Emphasize certain periods
Now, let’s consider the scenario where we want to give more importance
to the summer months. Those are the months with the highest traffic, so
we might want our model to be espcially good in those periods.
s3 = Y_train_df.copy()
s3["sample_weight"] = 1.0
summer_mask = s3["ds"].dt.month.isin([6, 7, 8])
s3.loc[summer_mask, "sample_weight"] = 3.0
| unique_id | ds | y | sample_weight |
|---|
| 127 | 1.0 | 1959-08-31 | 559.0 | 3.0 |
| 128 | 1.0 | 1959-09-30 | 463.0 | 1.0 |
| 129 | 1.0 | 1959-10-31 | 407.0 | 1.0 |
| 130 | 1.0 | 1959-11-30 | 362.0 | 1.0 |
| 131 | 1.0 | 1959-12-31 | 405.0 | 1.0 |
Training and evaluating
# With `sample_weight`
nf.fit(df=s3)
preds_sw = nf.predict()
preds_sw = preds_sw.rename(columns={"NHITS": "NHITS_SW"})
# Without `sample_weight`
nf.fit(df=s3.drop(columns=["sample_weight"]))
preds = nf.predict()
eval_df = Y_test_df.merge(preds_sw, "left", ["unique_id", "ds"])
eval_df = eval_df.merge(preds, "left", ["unique_id", "ds"])
evaluation = evaluate(eval_df, metrics=[mae])
evaluation
| unique_id | metric | NHITS_SW | NHITS |
|---|
| 0 | 1.0 | mae | 11.672673 | 13.421109 |
plot_series(s3, eval_df, max_insample_length=5*12)

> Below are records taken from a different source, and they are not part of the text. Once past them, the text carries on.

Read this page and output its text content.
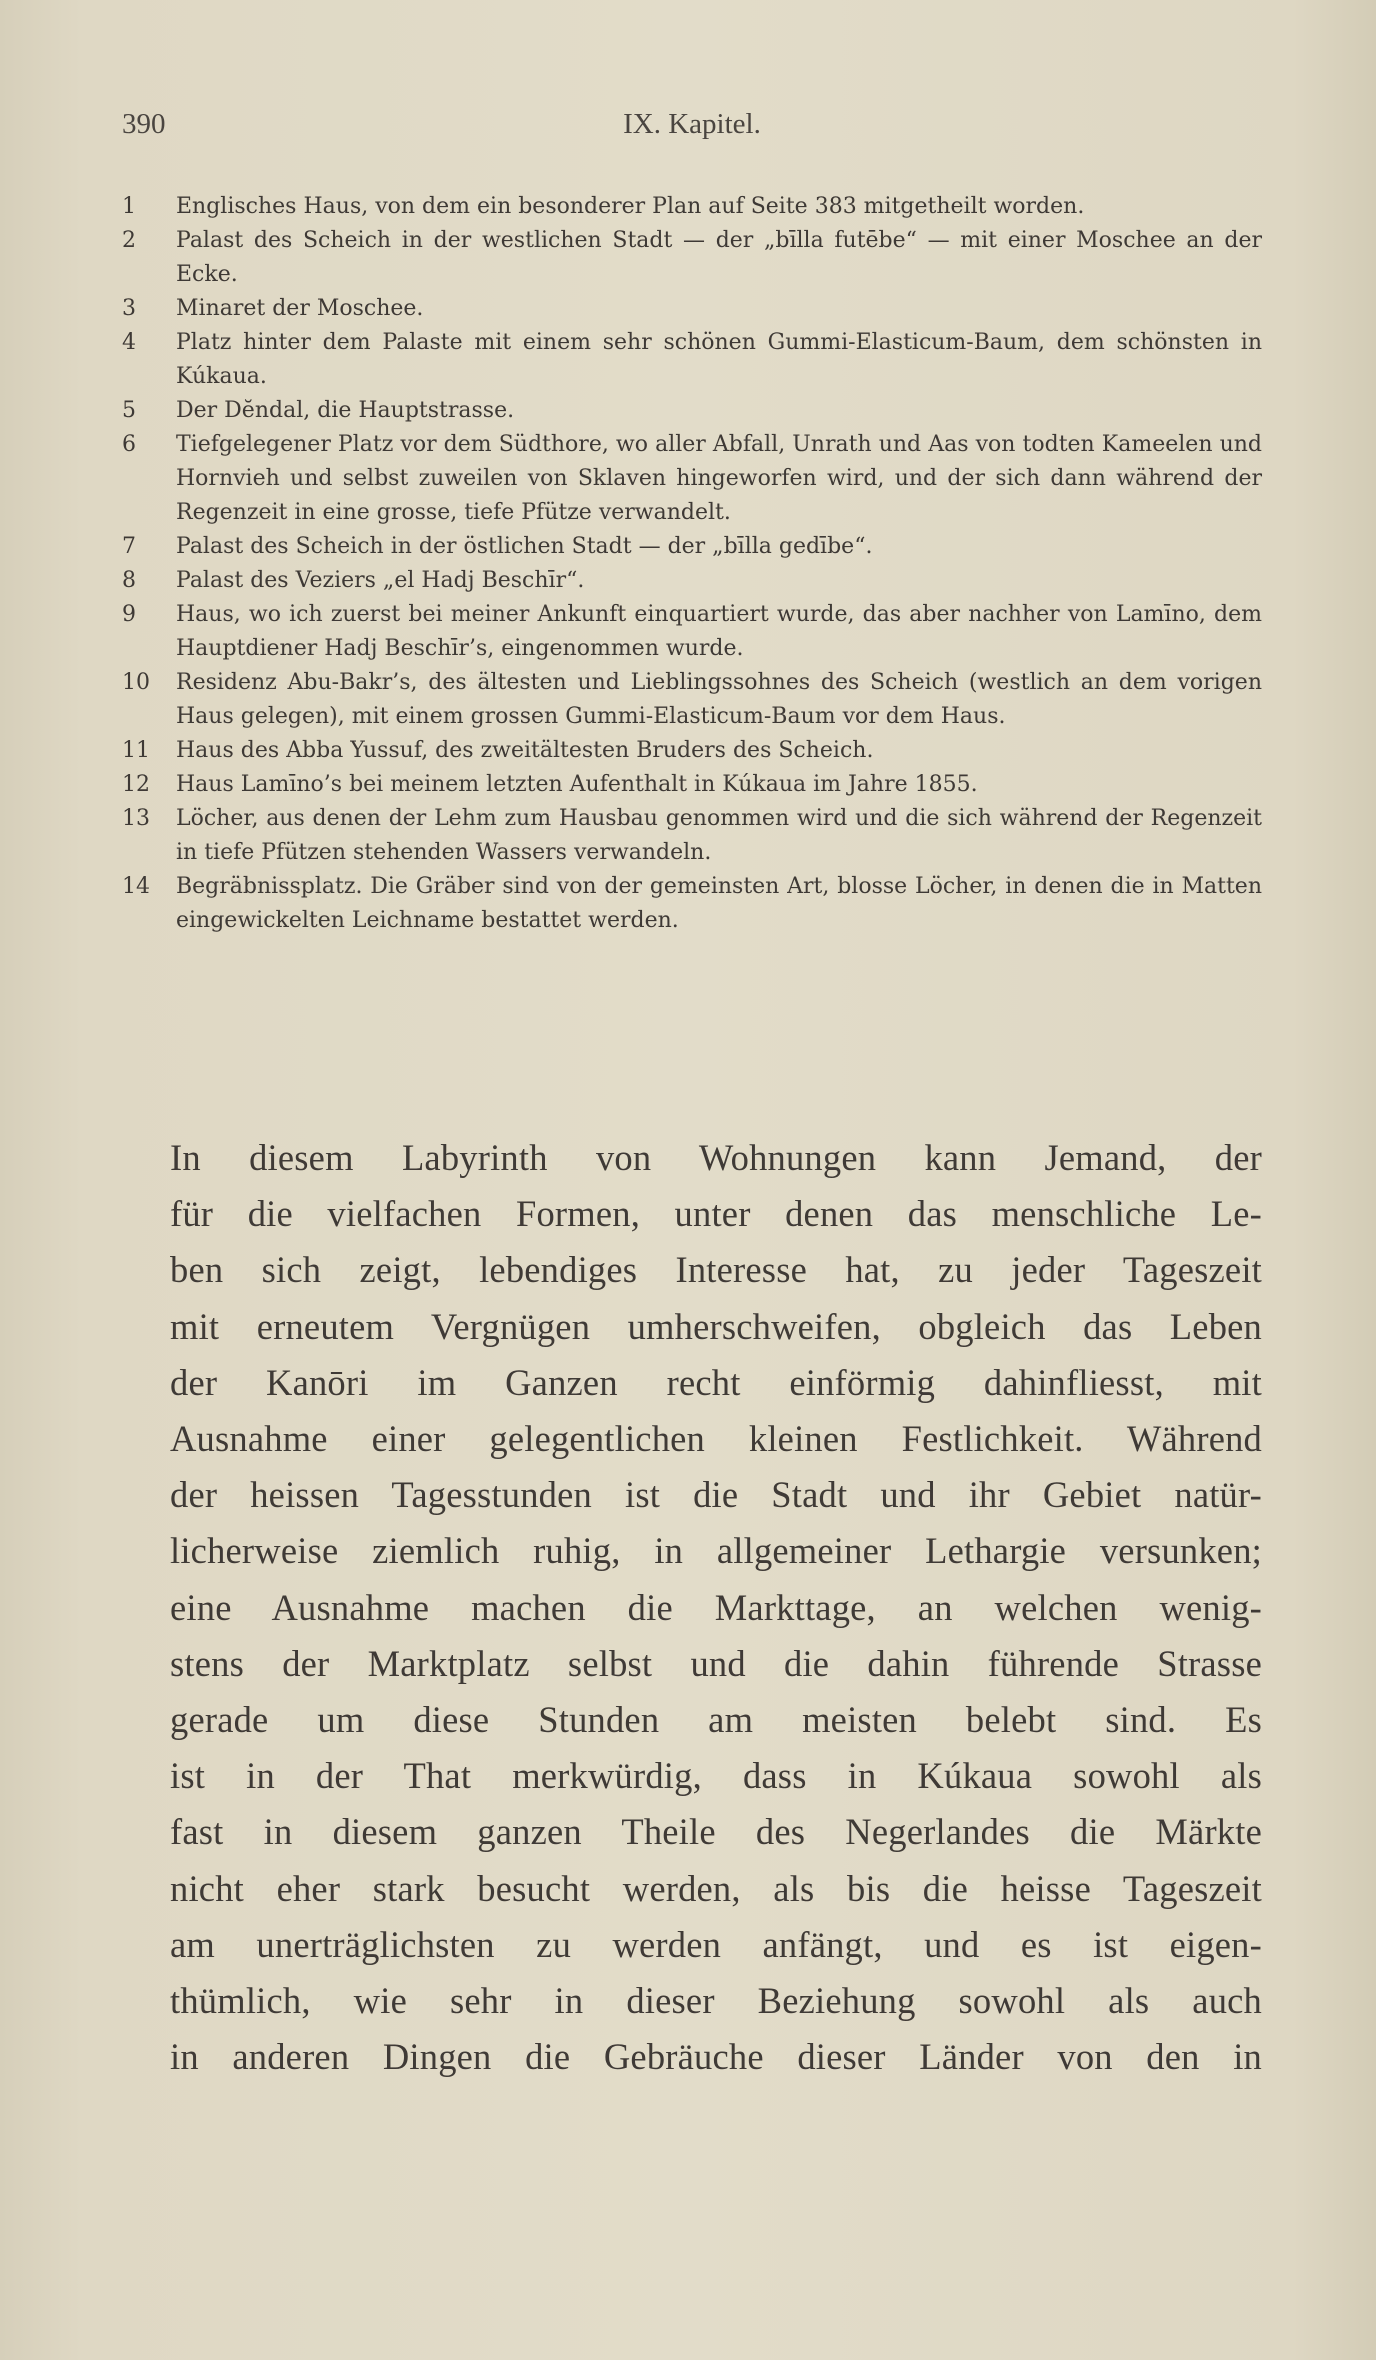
390	IX. Kapitel.
1	Englisches Haus, von dem ein besonderer Plan auf Seite 383 mitgetheilt worden.
2	Palast des Scheich in der westlichen Stadt — der „bīlla futēbe“ — mit einer Moschee an der Ecke.
3	Minaret der Moschee.
4	Platz hinter dem Palaste mit einem sehr schönen Gummi-Elasticum-Baum, dem schönsten in Kúkaua.
5	Der Dĕndal, die Hauptstrasse.
6	Tiefgelegener Platz vor dem Südthore, wo aller Abfall, Unrath und Aas von todten Kameelen und Hornvieh und selbst zuweilen von Sklaven hingeworfen wird, und der sich dann während der Regenzeit in eine grosse, tiefe Pfütze verwandelt.
7	Palast des Scheich in der östlichen Stadt — der „bīlla gedībe“.
8	Palast des Veziers „el Hadj Beschīr“.
9	Haus, wo ich zuerst bei meiner Ankunft einquartiert wurde, das aber nachher von Lamīno, dem Hauptdiener Hadj Beschīr’s, eingenommen wurde.
10	Residenz Abu-Bakr’s, des ältesten und Lieblingssohnes des Scheich (westlich an dem vorigen Haus gelegen), mit einem grossen Gummi-Elasticum-Baum vor dem Haus.
11	Haus des Abba Yussuf, des zweitältesten Bruders des Scheich.
12	Haus Lamīno’s bei meinem letzten Aufenthalt in Kúkaua im Jahre 1855.
13	Löcher, aus denen der Lehm zum Hausbau genommen wird und die sich während der Regenzeit in tiefe Pfützen stehenden Wassers verwandeln.
14	Begräbnissplatz. Die Gräber sind von der gemeinsten Art, blosse Löcher, in denen die in Matten eingewickelten Leichname bestattet werden.
In diesem Labyrinth von Wohnungen kann Jemand, der
für die vielfachen Formen, unter denen das menschliche Le-
ben sich zeigt, lebendiges Interesse hat, zu jeder Tageszeit
mit erneutem Vergnügen umherschweifen, obgleich das Leben
der Kanōri im Ganzen recht einförmig dahinfliesst, mit
Ausnahme einer gelegentlichen kleinen Festlichkeit. Während
der heissen Tagesstunden ist die Stadt und ihr Gebiet natür-
licherweise ziemlich ruhig, in allgemeiner Lethargie versunken;
eine Ausnahme machen die Markttage, an welchen wenig-
stens der Marktplatz selbst und die dahin führende Strasse
gerade um diese Stunden am meisten belebt sind. Es
ist in der That merkwürdig, dass in Kúkaua sowohl als
fast in diesem ganzen Theile des Negerlandes die Märkte
nicht eher stark besucht werden, als bis die heisse Tageszeit
am unerträglichsten zu werden anfängt, und es ist eigen-
thümlich, wie sehr in dieser Beziehung sowohl als auch
in anderen Dingen die Gebräuche dieser Länder von den in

Here, we see that using sample_weight improved the performance again.
Although it’s hard to see in the plot, the model trained with
sample_weight better forecasts the peaks of summer, resulting in a
performance gain.
Summary
NeuralForecast now supports the sample_weight column which is a
reserved column name to indicate the relative importance of each
timestep.
During training, the sample_weight of each window is the mean over the
forecast horizon. This helps the model either ignore anomalous sequences
or data points, or focus more on important periods.